Skyrocketing NPAs choking Economy
The first woman to head the State Bank of India, Arunadhati Bhattacharya has not been shy of speaking her mind throughout her 4-year tenure. In a recent interview, she acknowledged that “My one regret was that I have not seen the end of the NPA story.” In fact, the new SBI chairman, Rajnish Kumar, in his first letter to the employees, also singled out NPAs as a “top priority”. Keeping the above in mind, a new Reuters report becomes all the more chilling. It states that India’s sour bank loans have hit a record 9.5 trillion rupees (145.56 billion USD). To comprehend just how big this number is, the money involved is larger than the GDP of at least 130 countries, including countries like oil-rich Kuwait.
The mountain of debt was unearthed by an RTI request to the Reserve Bank of India. The request revealed that total stressed assets rose by about 4.5% in the just the first six months of 2017. Stressed loans as a percentage of total loans reached 12.6 percent at end-June, the highest level in at least 15 years. This means that for every 100 rupees lent out, banks will reasonably recover about 87 rupees only. One can expect these numbers to fall further as India is in the midst of an economic slump. GDP growth has fallen drastically, and consumer sentiment has turned pessimistic as per RBI itself.

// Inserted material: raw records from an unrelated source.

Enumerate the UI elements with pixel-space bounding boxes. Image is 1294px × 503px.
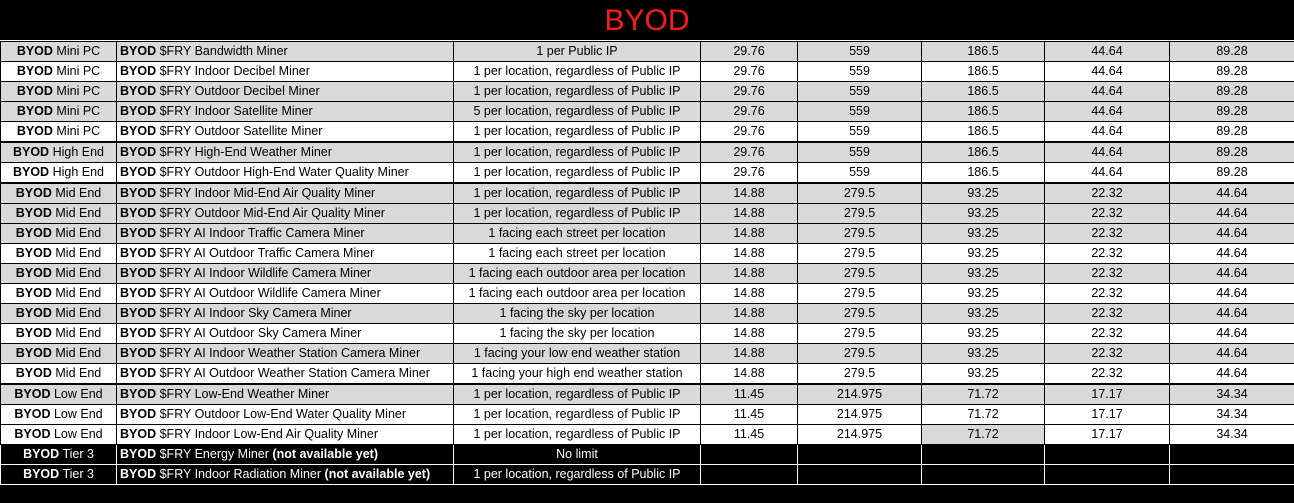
- miner-name: $FRY AI Outdoor Sky Camera Miner: [159, 326, 362, 340]
- value-cell-2[interactable]: 279.5: [798, 344, 922, 364]
- byod-prefix: BYOD: [14, 387, 51, 401]
- tier-label: Mid End: [55, 366, 102, 380]
- table-row: [1, 102, 1294, 122]
- value-cell-3[interactable]: 93.25: [922, 324, 1045, 344]
- value-cell-2[interactable]: 279.5: [798, 364, 922, 385]
- tier-label: Mid End: [55, 306, 102, 320]
- byod-prefix: BYOD: [15, 266, 52, 280]
- tier-label: Mid End: [55, 246, 102, 260]
- value-cell-5[interactable]: 89.28: [1170, 102, 1294, 122]
- value-cell-2[interactable]: 279.5: [798, 204, 922, 224]
- value-cell-3[interactable]: 93.25: [922, 204, 1045, 224]
- value-cell-2[interactable]: 279.5: [798, 304, 922, 324]
- tier-cell[interactable]: [1, 244, 117, 264]
- value-cell-1[interactable]: 29.76: [701, 102, 798, 122]
- byod-prefix: BYOD: [120, 226, 157, 240]
- miner-name-cell[interactable]: [117, 344, 454, 364]
- miner-name: $FRY Outdoor Low-End Water Quality Miner: [159, 407, 407, 421]
- sheet-title: BYOD: [604, 4, 690, 37]
- tier-cell[interactable]: [1, 425, 117, 445]
- tier-cell[interactable]: [1, 204, 117, 224]
- value-cell-3[interactable]: [922, 465, 1045, 485]
- value-cell-5[interactable]: 44.64: [1170, 224, 1294, 244]
- miner-name: $FRY AI Outdoor Wildlife Camera Miner: [159, 286, 381, 300]
- value-cell-2[interactable]: 279.5: [798, 284, 922, 304]
- byod-prefix: BYOD: [23, 447, 60, 461]
- value-cell-1[interactable]: 11.45: [701, 425, 798, 445]
- value-cell-4[interactable]: 22.32: [1045, 224, 1170, 244]
- table-row: [1, 183, 1294, 204]
- value-cell-3[interactable]: 93.25: [922, 244, 1045, 264]
- value-cell-3[interactable]: 71.72: [922, 384, 1045, 405]
- value-cell-5[interactable]: 34.34: [1170, 425, 1294, 445]
- limit-rule-cell[interactable]: 1 facing each street per location: [454, 244, 701, 264]
- tier-cell[interactable]: [1, 304, 117, 324]
- value-cell-5[interactable]: 34.34: [1170, 384, 1294, 405]
- tier-cell[interactable]: [1, 82, 117, 102]
- value-cell-2[interactable]: 559: [798, 62, 922, 82]
- value-cell-1[interactable]: 14.88: [701, 304, 798, 324]
- value-cell-3[interactable]: 93.25: [922, 284, 1045, 304]
- value-cell-3[interactable]: 71.72: [922, 425, 1045, 445]
- value-cell-2[interactable]: 279.5: [798, 224, 922, 244]
- value-cell-4[interactable]: [1045, 465, 1170, 485]
- table-row: [1, 465, 1294, 485]
- tier-cell[interactable]: [1, 163, 117, 184]
- value-cell-1[interactable]: 14.88: [701, 324, 798, 344]
- byod-prefix: BYOD: [12, 165, 50, 179]
- value-cell-5[interactable]: 89.28: [1170, 142, 1294, 163]
- byod-prefix: BYOD: [16, 84, 53, 98]
- value-cell-5[interactable]: 89.28: [1170, 122, 1294, 143]
- byod-prefix: BYOD: [120, 246, 157, 260]
- value-cell-4[interactable]: 17.17: [1045, 384, 1170, 405]
- value-cell-5[interactable]: 44.64: [1170, 324, 1294, 344]
- tier-cell[interactable]: [1, 344, 117, 364]
- tier-cell[interactable]: [1, 102, 117, 122]
- value-cell-4[interactable]: 22.32: [1045, 364, 1170, 385]
- value-cell-2[interactable]: 214.975: [798, 425, 922, 445]
- value-cell-1[interactable]: 11.45: [701, 405, 798, 425]
- value-cell-1[interactable]: 14.88: [701, 264, 798, 284]
- value-cell-3[interactable]: 71.72: [922, 405, 1045, 425]
- limit-rule-cell[interactable]: 1 per location, regardless of Public IP: [454, 183, 701, 204]
- tier-label: Mid End: [55, 286, 102, 300]
- miner-name-cell[interactable]: [117, 324, 454, 344]
- table-row: [1, 122, 1294, 143]
- limit-rule-cell[interactable]: 1 per location, regardless of Public IP: [454, 405, 701, 425]
- miner-name: $FRY Bandwidth Miner: [159, 44, 288, 58]
- tier-label: Mini PC: [56, 124, 101, 138]
- value-cell-1[interactable]: 29.76: [701, 163, 798, 184]
- value-cell-2[interactable]: 559: [798, 102, 922, 122]
- table-row: [1, 264, 1294, 284]
- miner-name: $FRY AI Indoor Sky Camera Miner: [159, 306, 352, 320]
- value-cell-3[interactable]: 186.5: [922, 102, 1045, 122]
- value-cell-2[interactable]: [798, 465, 922, 485]
- value-cell-4[interactable]: 22.32: [1045, 183, 1170, 204]
- tier-label: Mid End: [55, 326, 102, 340]
- value-cell-1[interactable]: 14.88: [701, 183, 798, 204]
- value-cell-2[interactable]: 559: [798, 122, 922, 143]
- miner-name: $FRY Indoor Radiation Miner: [159, 467, 322, 481]
- tier-label: Mid End: [55, 346, 102, 360]
- byod-prefix: BYOD: [120, 326, 157, 340]
- miner-name: $FRY Indoor Satellite Miner: [159, 104, 313, 118]
- table-row: [1, 445, 1294, 465]
- value-cell-4[interactable]: 22.32: [1045, 304, 1170, 324]
- byod-prefix: BYOD: [14, 407, 51, 421]
- value-cell-5[interactable]: 44.64: [1170, 284, 1294, 304]
- value-cell-5[interactable]: 44.64: [1170, 344, 1294, 364]
- tier-label: Low End: [53, 407, 103, 421]
- miner-name: $FRY AI Indoor Traffic Camera Miner: [159, 226, 365, 240]
- value-cell-3[interactable]: 186.5: [922, 163, 1045, 184]
- tier-label: Mid End: [55, 186, 102, 200]
- miner-name: $FRY Outdoor Satellite Miner: [159, 124, 323, 138]
- value-cell-2[interactable]: 214.975: [798, 384, 922, 405]
- byod-prefix: BYOD: [120, 64, 157, 78]
- byod-prefix: BYOD: [15, 366, 52, 380]
- table-row: [1, 425, 1294, 445]
- limit-rule-cell[interactable]: 1 facing each street per location: [454, 224, 701, 244]
- miner-name-cell[interactable]: [117, 425, 454, 445]
- value-cell-3[interactable]: 93.25: [922, 264, 1045, 284]
- value-cell-2[interactable]: [798, 445, 922, 465]
- miner-name-cell[interactable]: [117, 465, 454, 485]
- miner-name: $FRY Indoor Decibel Miner: [159, 64, 310, 78]
- value-cell-4[interactable]: 22.32: [1045, 264, 1170, 284]
- miner-name: $FRY High-End Weather Miner: [159, 145, 332, 159]
- miner-name-cell[interactable]: [117, 384, 454, 405]
- byod-prefix: BYOD: [120, 84, 157, 98]
- limit-rule-cell[interactable]: 1 per location, regardless of Public IP: [454, 384, 701, 405]
- limit-rule-cell[interactable]: 1 per location, regardless of Public IP: [454, 465, 701, 485]
- tier-cell[interactable]: [1, 384, 117, 405]
- miner-name-cell[interactable]: [117, 264, 454, 284]
- title-row: [0, 0, 1294, 41]
- byod-prefix: BYOD: [120, 266, 157, 280]
- miner-name-cell[interactable]: [117, 62, 454, 82]
- limit-rule-cell[interactable]: 1 facing your low end weather station: [454, 344, 701, 364]
- tier-label: Mid End: [55, 226, 102, 240]
- limit-rule-cell[interactable]: 1 per location, regardless of Public IP: [454, 142, 701, 163]
- tier-cell[interactable]: [1, 405, 117, 425]
- limit-rule-cell[interactable]: 1 per location, regardless of Public IP: [454, 82, 701, 102]
- value-cell-2[interactable]: 559: [798, 142, 922, 163]
- tier-label: High End: [52, 145, 105, 159]
- miner-name-cell[interactable]: [117, 204, 454, 224]
- value-cell-4[interactable]: 44.64: [1045, 62, 1170, 82]
- miner-name-cell[interactable]: [117, 244, 454, 264]
- value-cell-2[interactable]: 279.5: [798, 264, 922, 284]
- table-row: [1, 284, 1294, 304]
- value-cell-3[interactable]: 93.25: [922, 364, 1045, 385]
- byod-prefix: BYOD: [15, 226, 52, 240]
- byod-prefix: BYOD: [120, 407, 157, 421]
- value-cell-3[interactable]: 186.5: [922, 62, 1045, 82]
- byod-prefix: BYOD: [16, 124, 53, 138]
- value-cell-4[interactable]: 44.64: [1045, 122, 1170, 143]
- miner-name: $FRY Energy Miner: [159, 447, 269, 461]
- value-cell-1[interactable]: 14.88: [701, 224, 798, 244]
- table-body: [1, 42, 1294, 485]
- value-cell-5[interactable]: 89.28: [1170, 163, 1294, 184]
- byod-prefix: BYOD: [120, 124, 157, 138]
- byod-prefix: BYOD: [120, 206, 157, 220]
- limit-rule-cell[interactable]: 1 facing each outdoor area per location: [454, 284, 701, 304]
- value-cell-5[interactable]: 44.64: [1170, 183, 1294, 204]
- value-cell-3[interactable]: [922, 445, 1045, 465]
- value-cell-5[interactable]: 34.34: [1170, 405, 1294, 425]
- value-cell-5[interactable]: 44.64: [1170, 264, 1294, 284]
- limit-rule-cell[interactable]: 1 facing each outdoor area per location: [454, 264, 701, 284]
- tier-cell[interactable]: [1, 142, 117, 163]
- value-cell-3[interactable]: 186.5: [922, 122, 1045, 143]
- availability-note: (not available yet): [324, 467, 431, 481]
- table-row: [1, 364, 1294, 385]
- value-cell-5[interactable]: [1170, 465, 1294, 485]
- value-cell-1[interactable]: 14.88: [701, 364, 798, 385]
- table-row: [1, 82, 1294, 102]
- byod-prefix: BYOD: [120, 366, 157, 380]
- miner-name: $FRY Outdoor Decibel Miner: [159, 84, 320, 98]
- byod-prefix: BYOD: [120, 306, 157, 320]
- tier-cell[interactable]: [1, 264, 117, 284]
- byod-prefix: BYOD: [120, 387, 157, 401]
- byod-prefix: BYOD: [16, 44, 53, 58]
- table-row: [1, 244, 1294, 264]
- value-cell-5[interactable]: 44.64: [1170, 204, 1294, 224]
- byod-prefix: BYOD: [15, 326, 52, 340]
- miner-name: $FRY AI Indoor Weather Station Camera Miner: [159, 346, 421, 360]
- miner-name: $FRY AI Outdoor Weather Station Camera Miner: [159, 366, 430, 380]
- limit-rule-cell[interactable]: 1 facing the sky per location: [454, 324, 701, 344]
- byod-prefix: BYOD: [120, 467, 157, 481]
- tier-cell[interactable]: [1, 42, 117, 62]
- byod-prefix: BYOD: [14, 427, 51, 441]
- value-cell-4[interactable]: 17.17: [1045, 425, 1170, 445]
- byod-prefix: BYOD: [16, 64, 53, 78]
- value-cell-1[interactable]: 29.76: [701, 62, 798, 82]
- table-row: [1, 304, 1294, 324]
- tier-cell[interactable]: [1, 224, 117, 244]
- miner-name-cell[interactable]: [117, 405, 454, 425]
- value-cell-1[interactable]: 14.88: [701, 244, 798, 264]
- value-cell-5[interactable]: 89.28: [1170, 82, 1294, 102]
- tier-cell[interactable]: [1, 445, 117, 465]
- limit-rule-cell[interactable]: 1 per location, regardless of Public IP: [454, 425, 701, 445]
- table-row: [1, 62, 1294, 82]
- byod-prefix: BYOD: [120, 165, 157, 179]
- tier-cell[interactable]: [1, 364, 117, 385]
- miner-name-cell[interactable]: [117, 284, 454, 304]
- miner-name-cell[interactable]: [117, 445, 454, 465]
- value-cell-4[interactable]: 22.32: [1045, 204, 1170, 224]
- miner-name: $FRY Low-End Weather Miner: [159, 387, 330, 401]
- value-cell-3[interactable]: 186.5: [922, 142, 1045, 163]
- byod-prefix: BYOD: [15, 186, 52, 200]
- value-cell-3[interactable]: 186.5: [922, 42, 1045, 62]
- miner-name-cell[interactable]: [117, 183, 454, 204]
- value-cell-5[interactable]: 89.28: [1170, 62, 1294, 82]
- byod-prefix: BYOD: [120, 346, 157, 360]
- miner-name-cell[interactable]: [117, 142, 454, 163]
- tier-cell[interactable]: [1, 62, 117, 82]
- value-cell-5[interactable]: 44.64: [1170, 304, 1294, 324]
- byod-prefix: BYOD: [120, 104, 157, 118]
- value-cell-5[interactable]: 44.64: [1170, 364, 1294, 385]
- miner-name: $FRY Outdoor Mid-End Air Quality Miner: [159, 206, 385, 220]
- miner-name: $FRY Indoor Low-End Air Quality Miner: [159, 427, 378, 441]
- tier-label: Mini PC: [56, 44, 101, 58]
- byod-prefix: BYOD: [23, 467, 60, 481]
- byod-prefix: BYOD: [15, 246, 52, 260]
- value-cell-4[interactable]: 44.64: [1045, 102, 1170, 122]
- value-cell-1[interactable]: 14.88: [701, 204, 798, 224]
- miner-name: $FRY AI Outdoor Traffic Camera Miner: [159, 246, 375, 260]
- byod-prefix: BYOD: [120, 447, 157, 461]
- tier-cell[interactable]: [1, 324, 117, 344]
- value-cell-5[interactable]: 44.64: [1170, 244, 1294, 264]
- miner-name-cell[interactable]: [117, 82, 454, 102]
- byod-prefix: BYOD: [16, 104, 53, 118]
- byod-prefix: BYOD: [15, 286, 52, 300]
- value-cell-4[interactable]: 44.64: [1045, 163, 1170, 184]
- value-cell-2[interactable]: 559: [798, 82, 922, 102]
- table-row: [1, 204, 1294, 224]
- byod-prefix: BYOD: [120, 186, 157, 200]
- tier-label: High End: [52, 165, 105, 179]
- tier-label: Mini PC: [56, 64, 101, 78]
- miner-table: [0, 41, 1294, 485]
- value-cell-3[interactable]: 93.25: [922, 183, 1045, 204]
- limit-rule-cell[interactable]: 1 per location, regardless of Public IP: [454, 122, 701, 143]
- table-row: [1, 42, 1294, 62]
- value-cell-3[interactable]: 93.25: [922, 344, 1045, 364]
- miner-name-cell[interactable]: [117, 102, 454, 122]
- byod-prefix: BYOD: [15, 346, 52, 360]
- value-cell-2[interactable]: 559: [798, 42, 922, 62]
- value-cell-4[interactable]: 22.32: [1045, 344, 1170, 364]
- limit-rule-cell[interactable]: 1 facing the sky per location: [454, 304, 701, 324]
- tier-label: Low End: [53, 427, 103, 441]
- byod-prefix: BYOD: [120, 427, 157, 441]
- value-cell-3[interactable]: 93.25: [922, 304, 1045, 324]
- value-cell-1[interactable]: 29.76: [701, 42, 798, 62]
- table-row: [1, 142, 1294, 163]
- miner-name-cell[interactable]: [117, 304, 454, 324]
- limit-rule-cell[interactable]: No limit: [454, 445, 701, 465]
- table-row: [1, 324, 1294, 344]
- tier-label: Tier 3: [62, 447, 94, 461]
- value-cell-4[interactable]: 22.32: [1045, 324, 1170, 344]
- value-cell-4[interactable]: 22.32: [1045, 244, 1170, 264]
- miner-name-cell[interactable]: [117, 42, 454, 62]
- value-cell-1[interactable]: 14.88: [701, 284, 798, 304]
- value-cell-1[interactable]: 14.88: [701, 344, 798, 364]
- table-row: [1, 224, 1294, 244]
- byod-prefix: BYOD: [120, 44, 157, 58]
- value-cell-4[interactable]: 44.64: [1045, 82, 1170, 102]
- miner-name-cell[interactable]: [117, 224, 454, 244]
- tier-cell[interactable]: [1, 122, 117, 143]
- miner-name-cell[interactable]: [117, 163, 454, 184]
- limit-rule-cell[interactable]: 1 facing your high end weather station: [454, 364, 701, 385]
- value-cell-2[interactable]: 279.5: [798, 244, 922, 264]
- value-cell-4[interactable]: 22.32: [1045, 284, 1170, 304]
- tier-cell[interactable]: [1, 465, 117, 485]
- value-cell-1[interactable]: [701, 465, 798, 485]
- table-row: [1, 384, 1294, 405]
- tier-label: Tier 3: [62, 467, 94, 481]
- value-cell-3[interactable]: 186.5: [922, 82, 1045, 102]
- byod-prefix: BYOD: [120, 286, 157, 300]
- tier-label: Mini PC: [56, 84, 101, 98]
- value-cell-2[interactable]: 559: [798, 163, 922, 184]
- miner-name: $FRY Outdoor High-End Water Quality Miner: [159, 165, 409, 179]
- value-cell-4[interactable]: 17.17: [1045, 405, 1170, 425]
- table-row: [1, 344, 1294, 364]
- value-cell-1[interactable]: 29.76: [701, 82, 798, 102]
- value-cell-5[interactable]: [1170, 445, 1294, 465]
- tier-cell[interactable]: [1, 284, 117, 304]
- byod-prefix: BYOD: [15, 306, 52, 320]
- miner-name-cell[interactable]: [117, 364, 454, 385]
- tier-label: Mid End: [55, 266, 102, 280]
- miner-name: $FRY Indoor Mid-End Air Quality Miner: [159, 186, 376, 200]
- tier-cell[interactable]: [1, 183, 117, 204]
- byod-prefix: BYOD: [12, 145, 50, 159]
- limit-rule-cell[interactable]: 1 per Public IP: [454, 42, 701, 62]
- limit-rule-cell[interactable]: 1 per location, regardless of Public IP: [454, 163, 701, 184]
- value-cell-2[interactable]: 279.5: [798, 183, 922, 204]
- table-row: [1, 405, 1294, 425]
- table-row: [1, 163, 1294, 184]
- value-cell-1[interactable]: [701, 445, 798, 465]
- value-cell-1[interactable]: 11.45: [701, 384, 798, 405]
- availability-note: (not available yet): [272, 447, 378, 461]
- byod-prefix: BYOD: [15, 206, 52, 220]
- miner-name-cell[interactable]: [117, 122, 454, 143]
- value-cell-1[interactable]: 29.76: [701, 122, 798, 143]
- value-cell-5[interactable]: 89.28: [1170, 42, 1294, 62]
- value-cell-4[interactable]: 44.64: [1045, 42, 1170, 62]
- tier-label: Mini PC: [56, 104, 101, 118]
- value-cell-2[interactable]: 279.5: [798, 324, 922, 344]
- tier-label: Low End: [53, 387, 103, 401]
- value-cell-1[interactable]: 29.76: [701, 142, 798, 163]
- limit-rule-cell[interactable]: 1 per location, regardless of Public IP: [454, 204, 701, 224]
- tier-label: Mid End: [55, 206, 102, 220]
- miner-name: $FRY AI Indoor Wildlife Camera Miner: [159, 266, 372, 280]
- value-cell-4[interactable]: [1045, 445, 1170, 465]
- byod-prefix: BYOD: [120, 145, 157, 159]
- value-cell-3[interactable]: 93.25: [922, 224, 1045, 244]
- limit-rule-cell[interactable]: 1 per location, regardless of Public IP: [454, 62, 701, 82]
- value-cell-4[interactable]: 44.64: [1045, 142, 1170, 163]
- value-cell-2[interactable]: 214.975: [798, 405, 922, 425]
- limit-rule-cell[interactable]: 5 per location, regardless of Public IP: [454, 102, 701, 122]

Distressingly, the NPA quagmire is most prevalent in capital-heavy sectors like Power, Telecom, Realty and Steel. How can such sectors help grow India’s infrastructure, if they are saddled with gargantuan debt? This has also created a vicious cycle; private players refuse to invest because they would need to borrow, and banks refuse to extend credit because the industries have not paid back funds. This perverse cycle has had the effect of credit beginning to dry up, and private investment slowing. Indeed in an analysis conducted by Gadfly, a four year drought in private sector investment is facing us. The report by Gadfly also bemoans the tendency of the RBI and Finance Ministry to engage in a sustained war of words. The Wire has also released a detailed story tracking India’s bank credit slump, concluding that credit growth slowed by 1.5 lakh crore. With the economy gasping for breath, one can’t help but wonder that even SMEs must be feeling the heat now.
India also has a troublesome mechanism for recovering loans. On an average, India takes 4 years to declare a company insolvent, more than twice the time taken for the same in USA or China. In the event of default, not only does it sometimes take 15 years to recover the money, but the recovery is also a pittance. On average, just 25 paise to the rupee, to be more specific. The new Bankruptcy Law passed in May 2016, aims to address these. It seems that the Indian economy is on the back-foot on all fronts. And the government’s policies have had the opposite effect as needed, escalating the NPA from Rs 2.61 lakh crore in December 2014 to 9.5 lakh crore. The government is advised to first have some accomplishments, before tooting its own horn.